O delegado diz que havia cerca de 600 pessoas no Tesourinha no momento do tumulto - ele se baseia na lista de presença feita antes do início da audiência. Estima-se que o prejuízo tenha sido de aproximadamente R$ 50 mil.
Zero Hora não conseguiu localizar os indiciados para que eles se manifestassem.
Vídeo mostra os momentos de tensão no Ginásio Tesourinha
Veja imagens da confusão durante audiência pública no Tesourinha
O Bloco de Luta pelo Transporte Público enviou à reportagem nota sobre o posicionamento do movimento em relação ao "processo de criminalização" de militantes. Leia o texto na íntegra:
"Há poucos dias da Copa da Fifa, militantes que participam do Bloco continuam sendo alvo de perseguição política e intimidação! Além da criminalização e do enquadramento jurídico que o Estado e o aparato repressivo do período de exceção da FIFA impõem, militantes sofrem a pressão da polícia, discreta frente aos olhares públicos e intensa na individualização intimidatória de cada um, investindo em táticas de silenciamento e desmobilização que fazem jus a regimes autoritários que muitxs de nós julgam encerrados.
Com frequência, militantes vem tendo as suas casas arbitrariamente invadidas pela polícia. Não são raras as denúncias de militantes perseguidos, fotografados e coagidos após atos, assembleias e reuniões do Bloco. Além disso, dezenas de lutadores sociais vêm respondendo judicialmente por crimes que não cometeram, embora nem a polícia e nem o Ministério Público tenham conseguido estabelecer um mínimo nexo de causalidade entre fatos criminosos e as condutas dos denunciados.

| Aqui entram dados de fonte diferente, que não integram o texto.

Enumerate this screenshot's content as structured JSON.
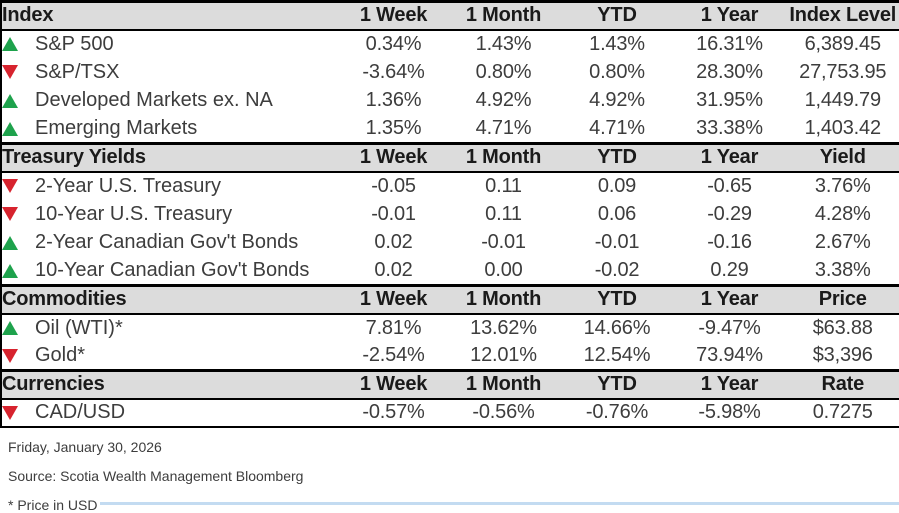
{
  "colors": {
    "up": "#1ea24c",
    "down": "#d7232e",
    "header_bg": "#dcdcdc",
    "accent_line": "#c3dbf1"
  },
  "sections": [
    {
      "header": {
        "label": "Index",
        "cols": [
          "1 Week",
          "1 Month",
          "YTD",
          "1 Year",
          "Index Level"
        ]
      },
      "rows": [
        {
          "direction": "up",
          "name": "S&P 500",
          "values": [
            "0.34%",
            "1.43%",
            "1.43%",
            "16.31%",
            "6,389.45"
          ]
        },
        {
          "direction": "down",
          "name": "S&P/TSX",
          "values": [
            "-3.64%",
            "0.80%",
            "0.80%",
            "28.30%",
            "27,753.95"
          ]
        },
        {
          "direction": "up",
          "name": "Developed Markets ex. NA",
          "values": [
            "1.36%",
            "4.92%",
            "4.92%",
            "31.95%",
            "1,449.79"
          ]
        },
        {
          "direction": "up",
          "name": "Emerging Markets",
          "values": [
            "1.35%",
            "4.71%",
            "4.71%",
            "33.38%",
            "1,403.42"
          ]
        }
      ]
    },
    {
      "header": {
        "label": "Treasury Yields",
        "cols": [
          "1 Week",
          "1 Month",
          "YTD",
          "1 Year",
          "Yield"
        ]
      },
      "rows": [
        {
          "direction": "down",
          "name": "2-Year U.S. Treasury",
          "values": [
            "-0.05",
            "0.11",
            "0.09",
            "-0.65",
            "3.76%"
          ]
        },
        {
          "direction": "down",
          "name": "10-Year U.S. Treasury",
          "values": [
            "-0.01",
            "0.11",
            "0.06",
            "-0.29",
            "4.28%"
          ]
        },
        {
          "direction": "up",
          "name": "2-Year Canadian Gov't Bonds",
          "values": [
            "0.02",
            "-0.01",
            "-0.01",
            "-0.16",
            "2.67%"
          ]
        },
        {
          "direction": "up",
          "name": "10-Year Canadian Gov't Bonds",
          "values": [
            "0.02",
            "0.00",
            "-0.02",
            "0.29",
            "3.38%"
          ]
        }
      ]
    },
    {
      "header": {
        "label": "Commodities",
        "cols": [
          "1 Week",
          "1 Month",
          "YTD",
          "1 Year",
          "Price"
        ]
      },
      "rows": [
        {
          "direction": "up",
          "name": "Oil (WTI)*",
          "values": [
            "7.81%",
            "13.62%",
            "14.66%",
            "-9.47%",
            "$63.88"
          ]
        },
        {
          "direction": "down",
          "name": "Gold*",
          "values": [
            "-2.54%",
            "12.01%",
            "12.54%",
            "73.94%",
            "$3,396"
          ]
        }
      ]
    },
    {
      "header": {
        "label": "Currencies",
        "cols": [
          "1 Week",
          "1 Month",
          "YTD",
          "1 Year",
          "Rate"
        ]
      },
      "rows": [
        {
          "direction": "down",
          "name": "CAD/USD",
          "values": [
            "-0.57%",
            "-0.56%",
            "-0.76%",
            "-5.98%",
            "0.7275"
          ]
        }
      ]
    }
  ],
  "footer": {
    "date": "Friday, January 30, 2026",
    "source": "Source: Scotia Wealth Management Bloomberg",
    "note": "* Price in USD"
  }
}
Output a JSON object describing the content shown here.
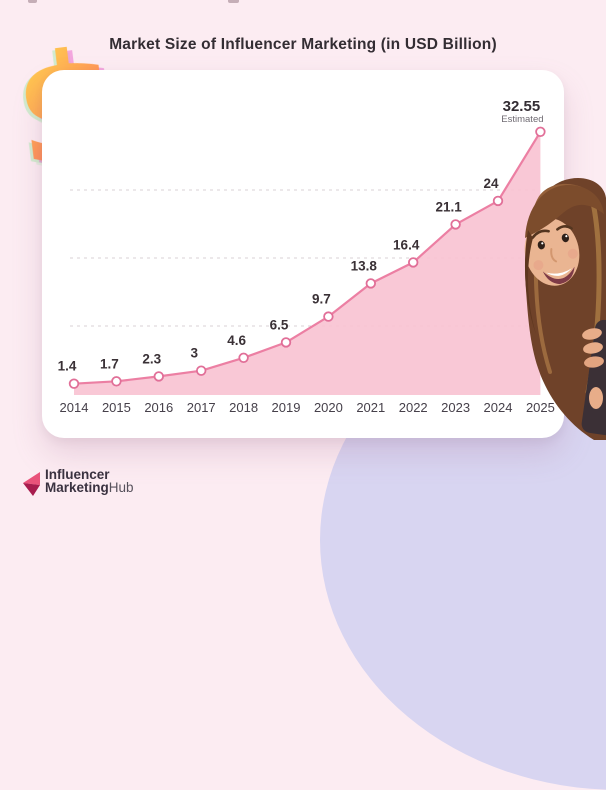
{
  "page": {
    "background_color": "#fcecf2",
    "accent_blob_color": "#d8d5f1",
    "card_color": "#ffffff"
  },
  "chart_data": {
    "type": "area",
    "title": "Market Size of Influencer Marketing (in USD Billion)",
    "categories": [
      "2014",
      "2015",
      "2016",
      "2017",
      "2018",
      "2019",
      "2020",
      "2021",
      "2022",
      "2023",
      "2024",
      "2025"
    ],
    "values": [
      1.4,
      1.7,
      2.3,
      3,
      4.6,
      6.5,
      9.7,
      13.8,
      16.4,
      21.1,
      24,
      32.55
    ],
    "value_labels": [
      "1.4",
      "1.7",
      "2.3",
      "3",
      "4.6",
      "6.5",
      "9.7",
      "13.8",
      "16.4",
      "21.1",
      "24",
      "32.55"
    ],
    "last_point_note": "Estimated",
    "xlabel": "",
    "ylabel": "",
    "ylim": [
      0,
      34
    ],
    "grid": "horizontal-dashed",
    "legend": "none",
    "line_color": "#ec7fa3",
    "fill_color": "#f9c3d3",
    "marker_fill": "#ffffff",
    "marker_stroke": "#e16f98",
    "gridline_color": "#d8d0d4",
    "label_color": "#3a3136",
    "axis_label_color": "#46404a",
    "note_color": "#6f6a72"
  },
  "logo": {
    "word1": "Influencer",
    "word2": "Marketing",
    "word3": "Hub",
    "brand_color": "#e9527a",
    "brand_dark_color": "#a81c4e"
  },
  "decor": {
    "dollar_glyph": "$"
  }
}
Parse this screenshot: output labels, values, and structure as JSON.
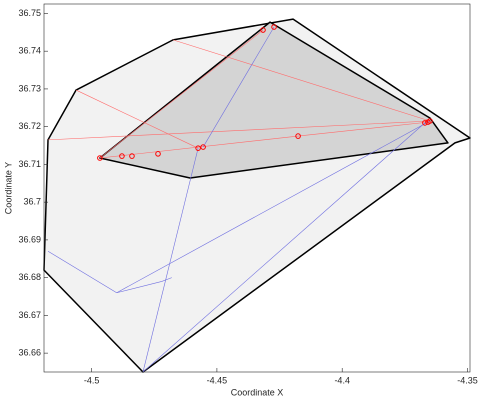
{
  "chart_data": {
    "type": "line",
    "xlabel": "Coordinate X",
    "ylabel": "Coordinate Y",
    "xlim": [
      -4.519,
      -4.349
    ],
    "ylim": [
      36.655,
      36.7525
    ],
    "xticks": [
      -4.5,
      -4.45,
      -4.4,
      -4.35
    ],
    "yticks": [
      36.66,
      36.67,
      36.68,
      36.69,
      36.7,
      36.71,
      36.72,
      36.73,
      36.74,
      36.75
    ],
    "series": [
      {
        "color": "#000000",
        "fill": "#f2f2f2",
        "closed": true,
        "width": 1.5,
        "x": [
          -4.4795,
          -4.519,
          -4.5174,
          -4.5062,
          -4.4675,
          -4.4196,
          -4.349,
          -4.355
        ],
        "y": [
          36.655,
          36.682,
          36.7165,
          36.7297,
          36.743,
          36.7485,
          36.717,
          36.7157
        ]
      },
      {
        "color": "#000000",
        "fill": "#d4d4d4",
        "closed": true,
        "width": 1.5,
        "x": [
          -4.4967,
          -4.4607,
          -4.3578,
          -4.365,
          -4.4288
        ],
        "y": [
          36.7117,
          36.7064,
          36.7157,
          36.7223,
          36.7477
        ]
      },
      {
        "color": "#ff6b6b",
        "width": 0.6,
        "x": [
          -4.5174,
          -4.365
        ],
        "y": [
          36.7165,
          36.7215
        ]
      },
      {
        "color": "#ff6b6b",
        "width": 0.6,
        "x": [
          -4.5062,
          -4.4575
        ],
        "y": [
          36.7297,
          36.7143
        ]
      },
      {
        "color": "#ff6b6b",
        "width": 0.6,
        "x": [
          -4.4967,
          -4.4316
        ],
        "y": [
          36.7117,
          36.7456
        ]
      },
      {
        "color": "#ff6b6b",
        "width": 0.6,
        "x": [
          -4.4675,
          -4.365
        ],
        "y": [
          36.743,
          36.7215
        ]
      },
      {
        "color": "#ff6b6b",
        "width": 0.6,
        "x": [
          -4.4967,
          -4.4176,
          -4.3658
        ],
        "y": [
          36.7117,
          36.7175,
          36.7212
        ]
      },
      {
        "color": "#7070e0",
        "width": 0.6,
        "x": [
          -4.4795,
          -4.4575
        ],
        "y": [
          36.655,
          36.7143
        ]
      },
      {
        "color": "#7070e0",
        "width": 0.6,
        "x": [
          -4.4795,
          -4.367
        ],
        "y": [
          36.655,
          36.721
        ]
      },
      {
        "color": "#7070e0",
        "width": 0.6,
        "x": [
          -4.5174,
          -4.49,
          -4.472,
          -4.468
        ],
        "y": [
          36.687,
          36.676,
          36.679,
          36.68
        ]
      },
      {
        "color": "#7070e0",
        "width": 0.6,
        "x": [
          -4.49,
          -4.365
        ],
        "y": [
          36.676,
          36.7215
        ]
      },
      {
        "color": "#7070e0",
        "width": 0.6,
        "x": [
          -4.4555,
          -4.4272
        ],
        "y": [
          36.7146,
          36.7464
        ]
      }
    ],
    "points": {
      "color": "#ff0000",
      "x": [
        -4.4967,
        -4.4879,
        -4.4839,
        -4.4735,
        -4.4575,
        -4.4555,
        -4.4176,
        -4.367,
        -4.3658,
        -4.365,
        -4.4316,
        -4.4272
      ],
      "y": [
        36.7117,
        36.7122,
        36.7122,
        36.7128,
        36.7143,
        36.7146,
        36.7175,
        36.721,
        36.7212,
        36.7215,
        36.7456,
        36.7464
      ]
    }
  }
}
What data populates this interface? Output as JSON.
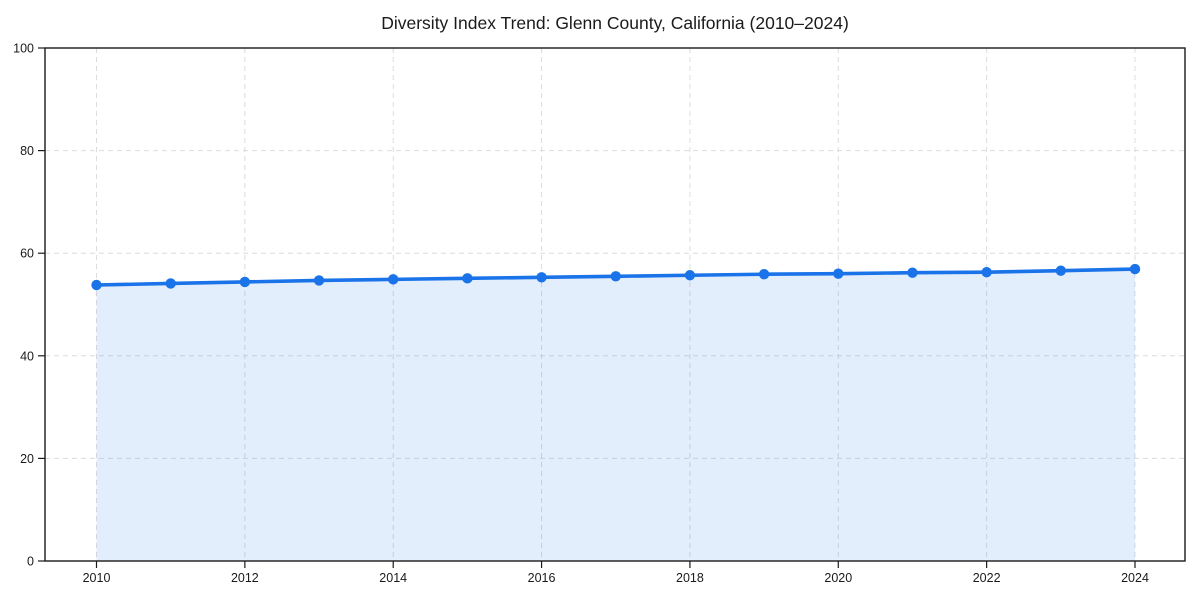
{
  "chart": {
    "title": "Diversity Index Trend: Glenn County, California (2010–2024)"
  },
  "colors": {
    "line": "#1a73e8",
    "marker": "#1a73e8",
    "fill": "#1a73e8",
    "fill_opacity": 0.12,
    "grid": "#dcdcdc",
    "axis": "#1a1a1a",
    "tick_label": "#1a1a1a",
    "background": "#ffffff"
  },
  "chart_data": {
    "type": "line",
    "title": "Diversity Index Trend: Glenn County, California (2010–2024)",
    "x": [
      2010,
      2011,
      2012,
      2013,
      2014,
      2015,
      2016,
      2017,
      2018,
      2019,
      2020,
      2021,
      2022,
      2023,
      2024
    ],
    "series": [
      {
        "name": "Diversity Index",
        "values": [
          53.8,
          54.1,
          54.4,
          54.7,
          54.9,
          55.1,
          55.3,
          55.5,
          55.7,
          55.9,
          56.0,
          56.2,
          56.3,
          56.6,
          56.9
        ]
      }
    ],
    "xlabel": "",
    "ylabel": "",
    "ylim": [
      0,
      100
    ],
    "yticks": [
      0,
      20,
      40,
      60,
      80,
      100
    ],
    "ytick_labels": [
      "0",
      "20",
      "40",
      "60",
      "80",
      "100"
    ],
    "xticks": [
      2010,
      2012,
      2014,
      2016,
      2018,
      2020,
      2022,
      2024
    ],
    "xtick_labels": [
      "2010",
      "2012",
      "2014",
      "2016",
      "2018",
      "2020",
      "2022",
      "2024"
    ],
    "grid": true,
    "grid_style": "dashed",
    "legend_position": "none",
    "marker": "circle",
    "area_fill": true
  }
}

Este cenário de perseguição e criminalização mostra que a estratégia recente da polícia é não deixar tão à mostra para a sociedade a sua verdadeira face violenta. Deixaram de nos atacar tão frequentemente com bombas, sabres e tiros, mas seguem aterrorizando e prendendo as pessoas de forma isolada e sem motivo. Seguem abordando militantes e lutadorxs sob falsos pretextos, com vistas à intimidação. Da violência aberta e desmedida, visível aos olhos de todxs - violência que marcou as manifestações e os atos de 2013 -, a polícia agora afina suas táticas, e passa à perseguição individualizada, investindo na perseguição política minuciosa, insuflando o medo durante e após os atos, intimidando constantemente militantes e restringindo sua liberdade de expressão e associação.
Isso mostra que a Polícia Militar, fortemente armada e violenta, ainda é uma polícia política como foi nos tempos da ditadura, pronta para usar seu aparato repressor para intimidar e criminalizar a luta de ativistas sociais, indicando que um passado obscuro de nossa história ainda está longe de ser superado.
Tais atitudes têm um propósito mais amplo do que o ataque pontual a alguns indivíduos: visam minar a mobilização coletiva e o trabalho de base do Bloco de Luta; barrar a sua construção coletiva junto à população; afastar o povo da rua, criando uma antipatia pública em relação ao Bloco e suas pautas - associando-as ao crime - com a tentativa de desarticular a organização e a resistência de coletivos e ativistas contra os aumentos segregatórios no transporte público e contra a Copa das remoções, das tropas, da desigualdade, e contra o Estado de exceção FIFA.
A criminalização e a presença ostensiva da polícia na rua não podem nos desmobilizar. Diante do estado de medo e silêncio que governos e polícia impõem, é preciso ainda mais uma vez persistir na luta e gritar com coragem: Solidariedade aos/às companheirxs vítimas da violência jurídica do Estado!
A luta não se reprime: protesto não é crime!
Não à criminalização dos movimentos sociais!"